Saturday, December 18, 2010

N-gram games

Google have announced a new toy to play with - actually, it's not really a toy, but the biggest searchable English language corpus in the world. 360 billion words from around 5 million books are at your disposal. That's over a thousand times larger than any existing corpus.

It's not as well structured as some university-based corpora - for example, they've side-stepped the issue of copyright with newer books by not showing you the context of the word you're searching for. There's also no ability to fine tune for genre, or anything other than "British" or "American" English. But it's still a lot of fun. There's a nice discussion about it here on good ol' Language Log, but if you're more interested in just playing you can head here.

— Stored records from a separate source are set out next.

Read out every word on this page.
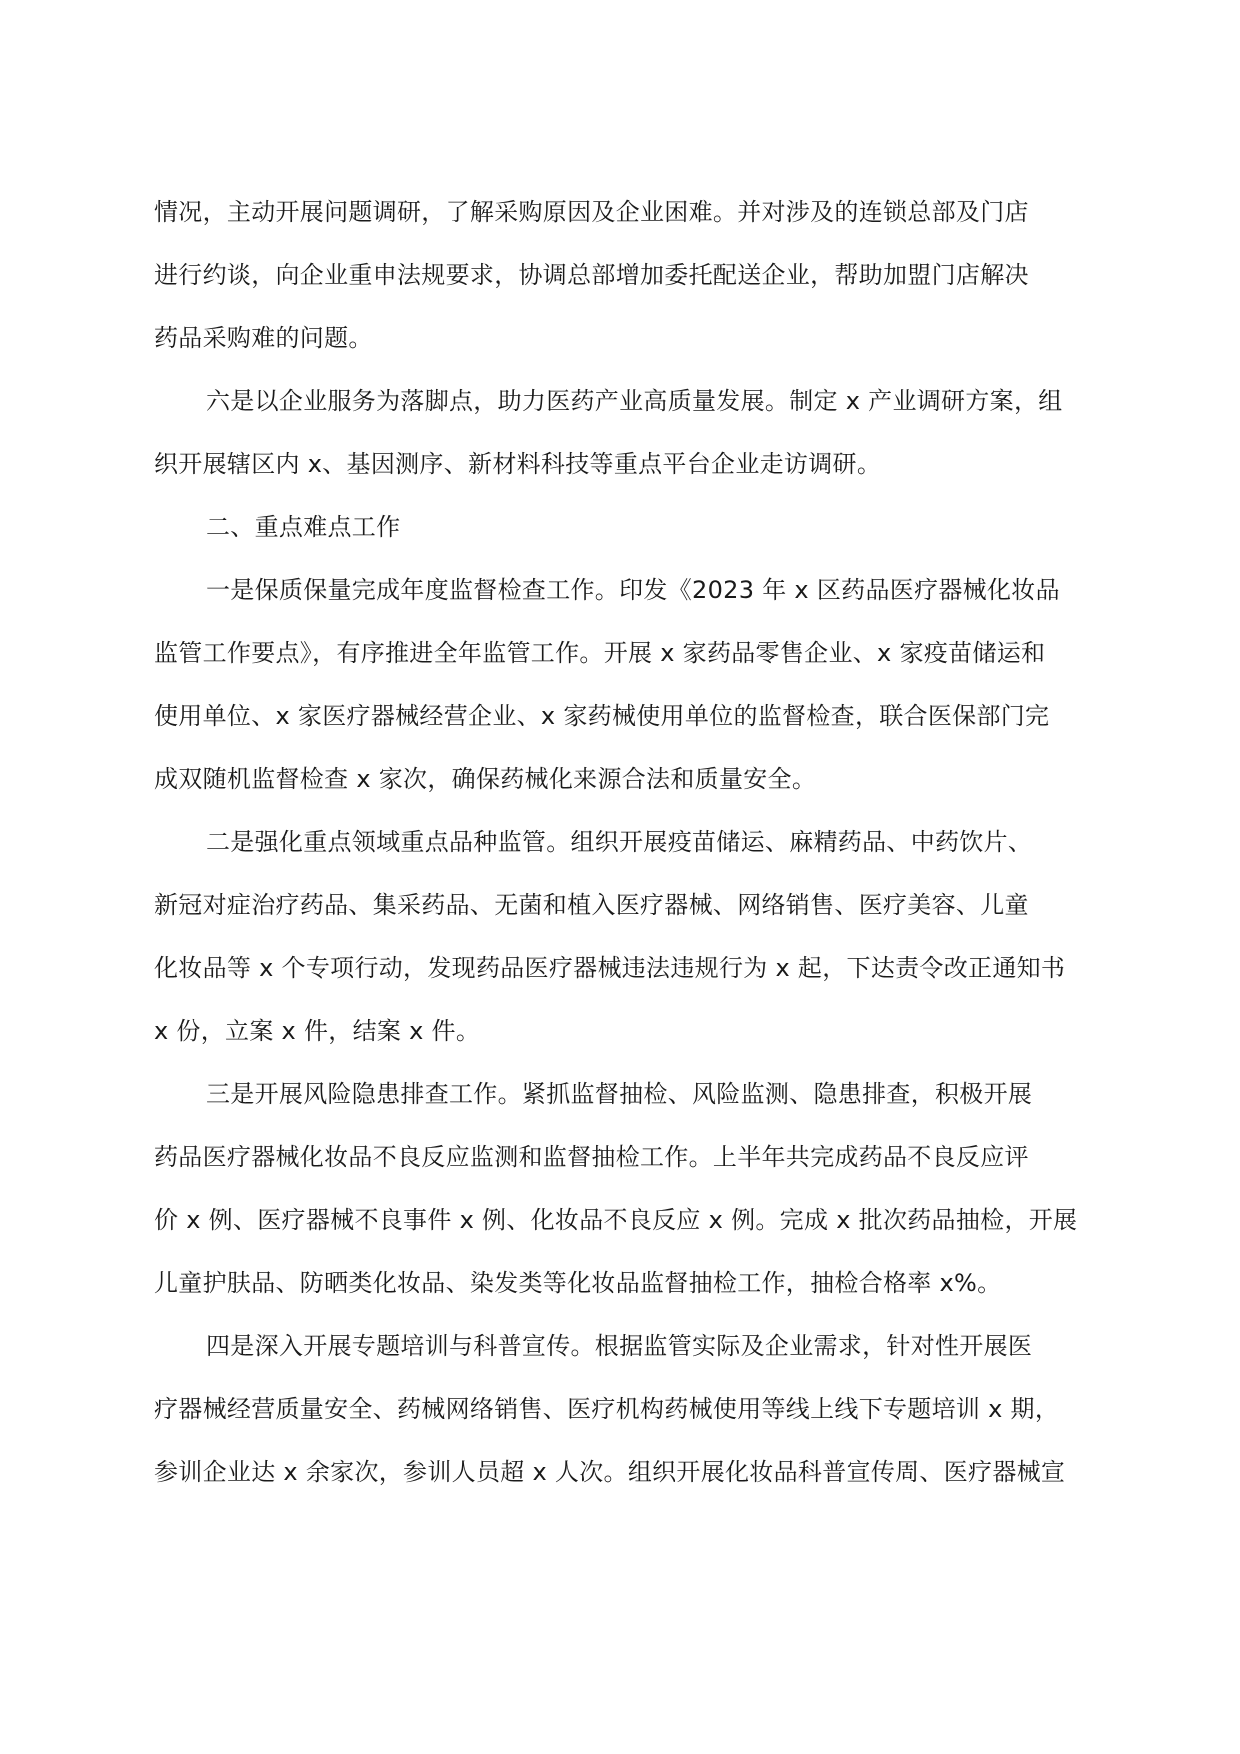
情况，主动开展问题调研，了解采购原因及企业困难。并对涉及的连锁总部及门店
进行约谈，向企业重申法规要求，协调总部增加委托配送企业，帮助加盟门店解决
药品采购难的问题。
六是以企业服务为落脚点，助力医药产业高质量发展。制定 x 产业调研方案，组
织开展辖区内 x、基因测序、新材料科技等重点平台企业走访调研。
二、重点难点工作
一是保质保量完成年度监督检查工作。印发《2023 年 x 区药品医疗器械化妆品
监管工作要点》，有序推进全年监管工作。开展 x 家药品零售企业、x 家疫苗储运和
使用单位、x 家医疗器械经营企业、x 家药械使用单位的监督检查，联合医保部门完
成双随机监督检查 x 家次，确保药械化来源合法和质量安全。
二是强化重点领域重点品种监管。组织开展疫苗储运、麻精药品、中药饮片、
新冠对症治疗药品、集采药品、无菌和植入医疗器械、网络销售、医疗美容、儿童
化妆品等 x 个专项行动，发现药品医疗器械违法违规行为 x 起，下达责令改正通知书
x 份，立案 x 件，结案 x 件。
三是开展风险隐患排查工作。紧抓监督抽检、风险监测、隐患排查，积极开展
药品医疗器械化妆品不良反应监测和监督抽检工作。上半年共完成药品不良反应评
价 x 例、医疗器械不良事件 x 例、化妆品不良反应 x 例。完成 x 批次药品抽检，开展
儿童护肤品、防晒类化妆品、染发类等化妆品监督抽检工作，抽检合格率 x%。
四是深入开展专题培训与科普宣传。根据监管实际及企业需求，针对性开展医
疗器械经营质量安全、药械网络销售、医疗机构药械使用等线上线下专题培训 x 期，
参训企业达 x 余家次，参训人员超 x 人次。组织开展化妆品科普宣传周、医疗器械宣
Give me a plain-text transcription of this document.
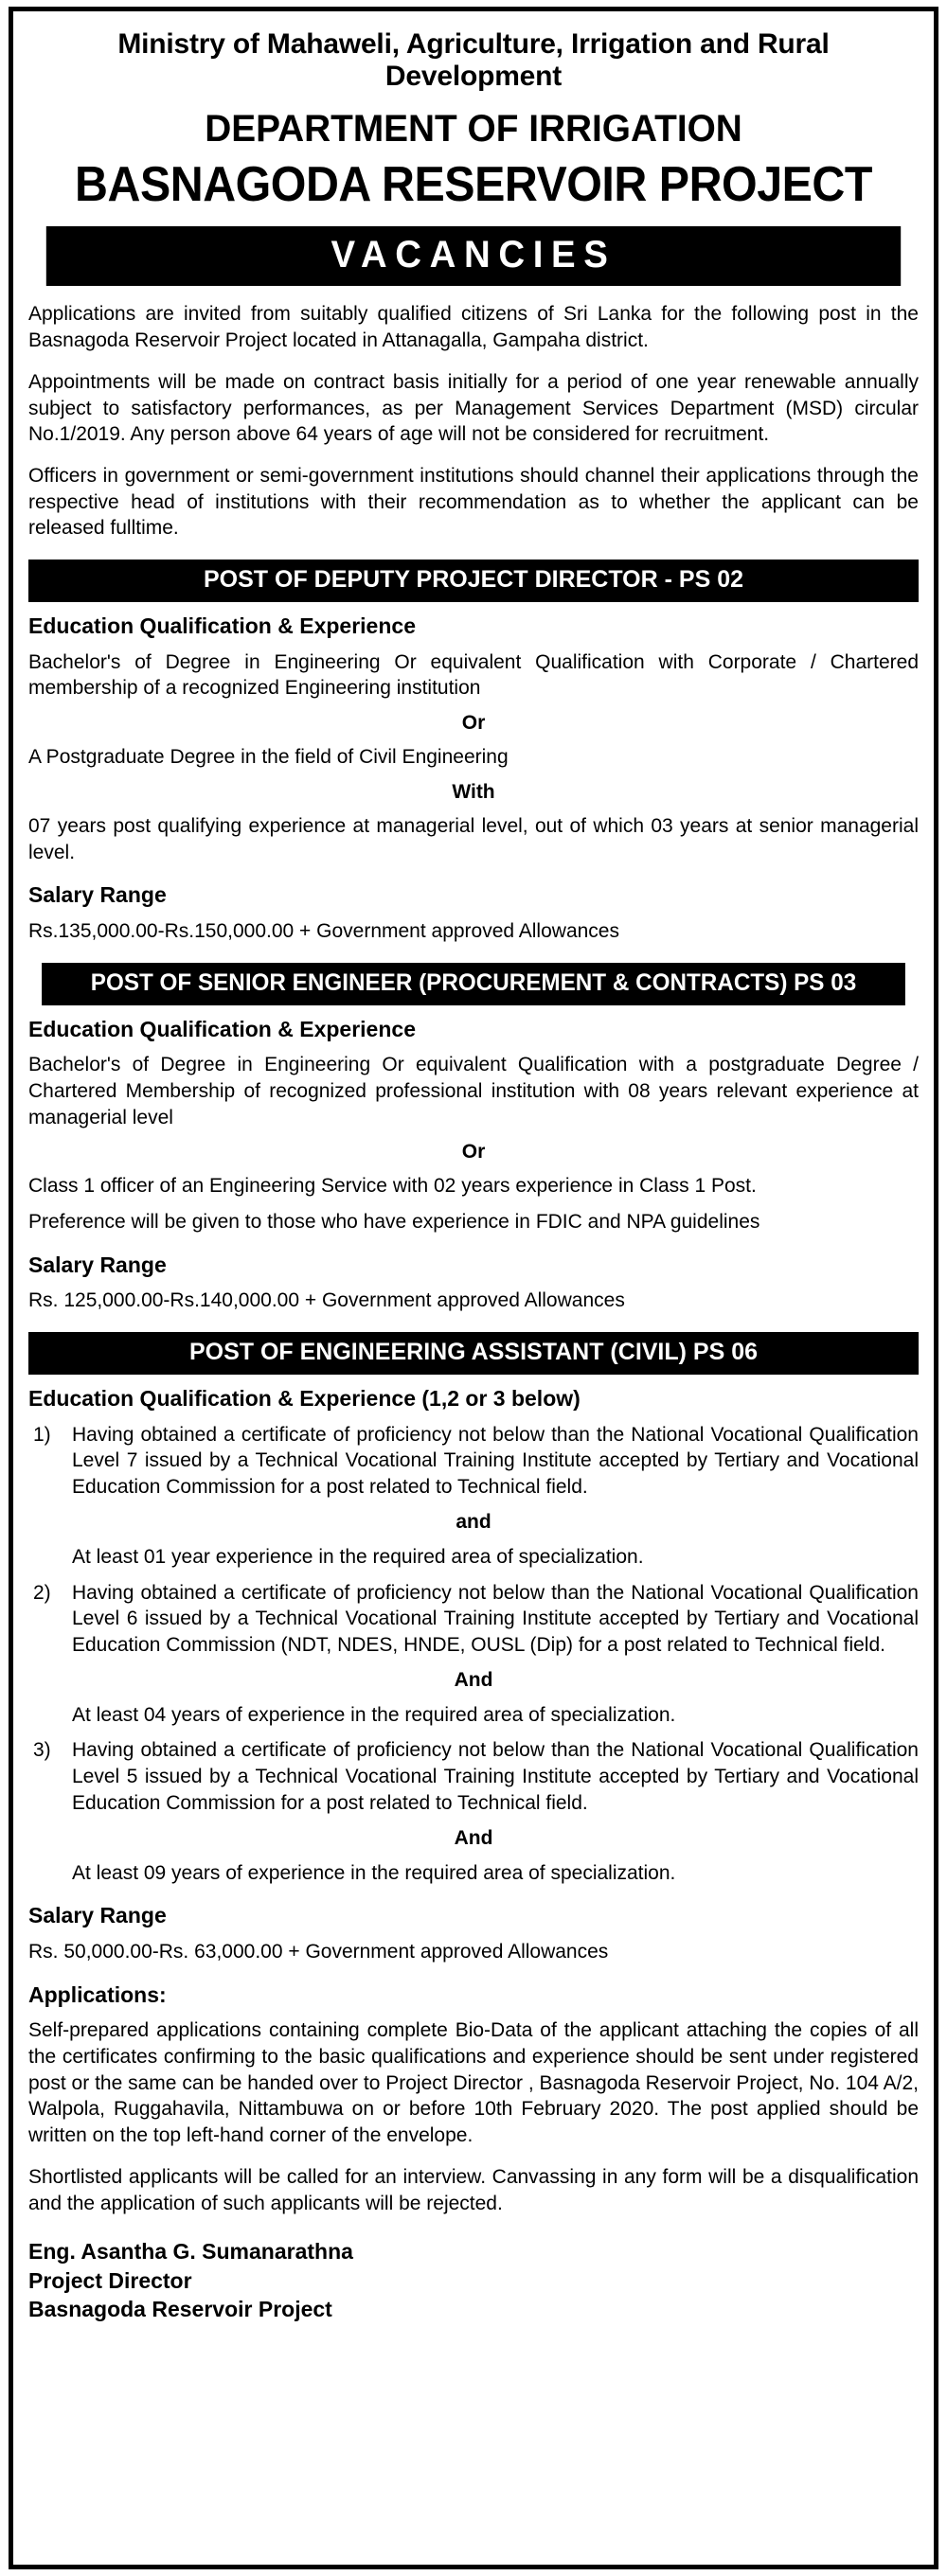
Ministry of Mahaweli, Agriculture, Irrigation and Rural Development
DEPARTMENT OF IRRIGATION
BASNAGODA RESERVOIR PROJECT
VACANCIES

Applications are invited from suitably qualified citizens of Sri Lanka for the following post in the Basnagoda Reservoir Project located in Attanagalla, Gampaha district.

Appointments will be made on contract basis initially for a period of one year renewable annually subject to satisfactory performances, as per Management Services Department (MSD) circular No.1/2019. Any person above 64 years of age will not be considered for recruitment.

Officers in government or semi-government institutions should channel their applications through the respective head of institutions with their recommendation as to whether the applicant can be released fulltime.

POST OF DEPUTY PROJECT DIRECTOR - PS 02
Education Qualification & Experience

Bachelor's of Degree in Engineering Or equivalent Qualification with Corporate / Chartered membership of a recognized Engineering institution

Or

A Postgraduate Degree in the field of Civil Engineering

With

07 years post qualifying experience at managerial level, out of which 03 years at senior managerial level.

Salary Range

Rs.135,000.00-Rs.150,000.00 + Government approved Allowances

POST OF SENIOR ENGINEER (PROCUREMENT & CONTRACTS) PS 03
Education Qualification & Experience

Bachelor's of Degree in Engineering Or equivalent Qualification with a postgraduate Degree / Chartered Membership of recognized professional institution with 08 years relevant experience at managerial level

Or

Class 1 officer of an Engineering Service with 02 years experience in Class 1 Post.

Preference will be given to those who have experience in FDIC and NPA guidelines

Salary Range

Rs. 125,000.00-Rs.140,000.00 + Government approved Allowances

POST OF ENGINEERING ASSISTANT (CIVIL) PS 06
Education Qualification & Experience (1,2 or 3 below)
1)	Having obtained a certificate of proficiency not below than the National Vocational Qualification Level 7 issued by a Technical Vocational Training Institute accepted by Tertiary and Vocational Education Commission for a post related to Technical field.

and

At least 01 year experience in the required area of specialization.

2)	Having obtained a certificate of proficiency not below than the National Vocational Qualification Level 6 issued by a Technical Vocational Training Institute accepted by Tertiary and Vocational Education Commission (NDT, NDES, HNDE, OUSL (Dip) for a post related to Technical field.

And

At least 04 years of experience in the required area of specialization.

3)	Having obtained a certificate of proficiency not below than the National Vocational Qualification Level 5 issued by a Technical Vocational Training Institute accepted by Tertiary and Vocational Education Commission for a post related to Technical field.

And

At least 09 years of experience in the required area of specialization.

Salary Range

Rs. 50,000.00-Rs. 63,000.00 + Government approved Allowances

Applications:

Self-prepared applications containing complete Bio-Data of the applicant attaching the copies of all the certificates confirming to the basic qualifications and experience should be sent under registered post or the same can be handed over to Project Director , Basnagoda Reservoir Project, No. 104 A/2, Walpola, Ruggahavila, Nittambuwa on or before 10th February 2020. The post applied should be written on the top left-hand corner of the envelope.

Shortlisted applicants will be called for an interview. Canvassing in any form will be a disqualification and the application of such applicants will be rejected.

Eng. Asantha G. Sumanarathna
Project Director
Basnagoda Reservoir Project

I thought I'd use it on some old lexical friends of ours to see how it goes. First of all, after our recent discussion about "luck out" I plugged in that phrase. These are the frequencies I got:

Given that there wasn't much in the newspaper corpora from earlier than the mid 20th century this chart adds to the theory that "luck out" is a relatively recent phrase. Especially when we look at some of the examples from the 19th century and find things like:

we must not leave " good luck" out of the statement, as we feel assured that ' good luck' is a great point towards a fortune (Pierce Egan's book of sports, and mirror of life, 1832, p. 71)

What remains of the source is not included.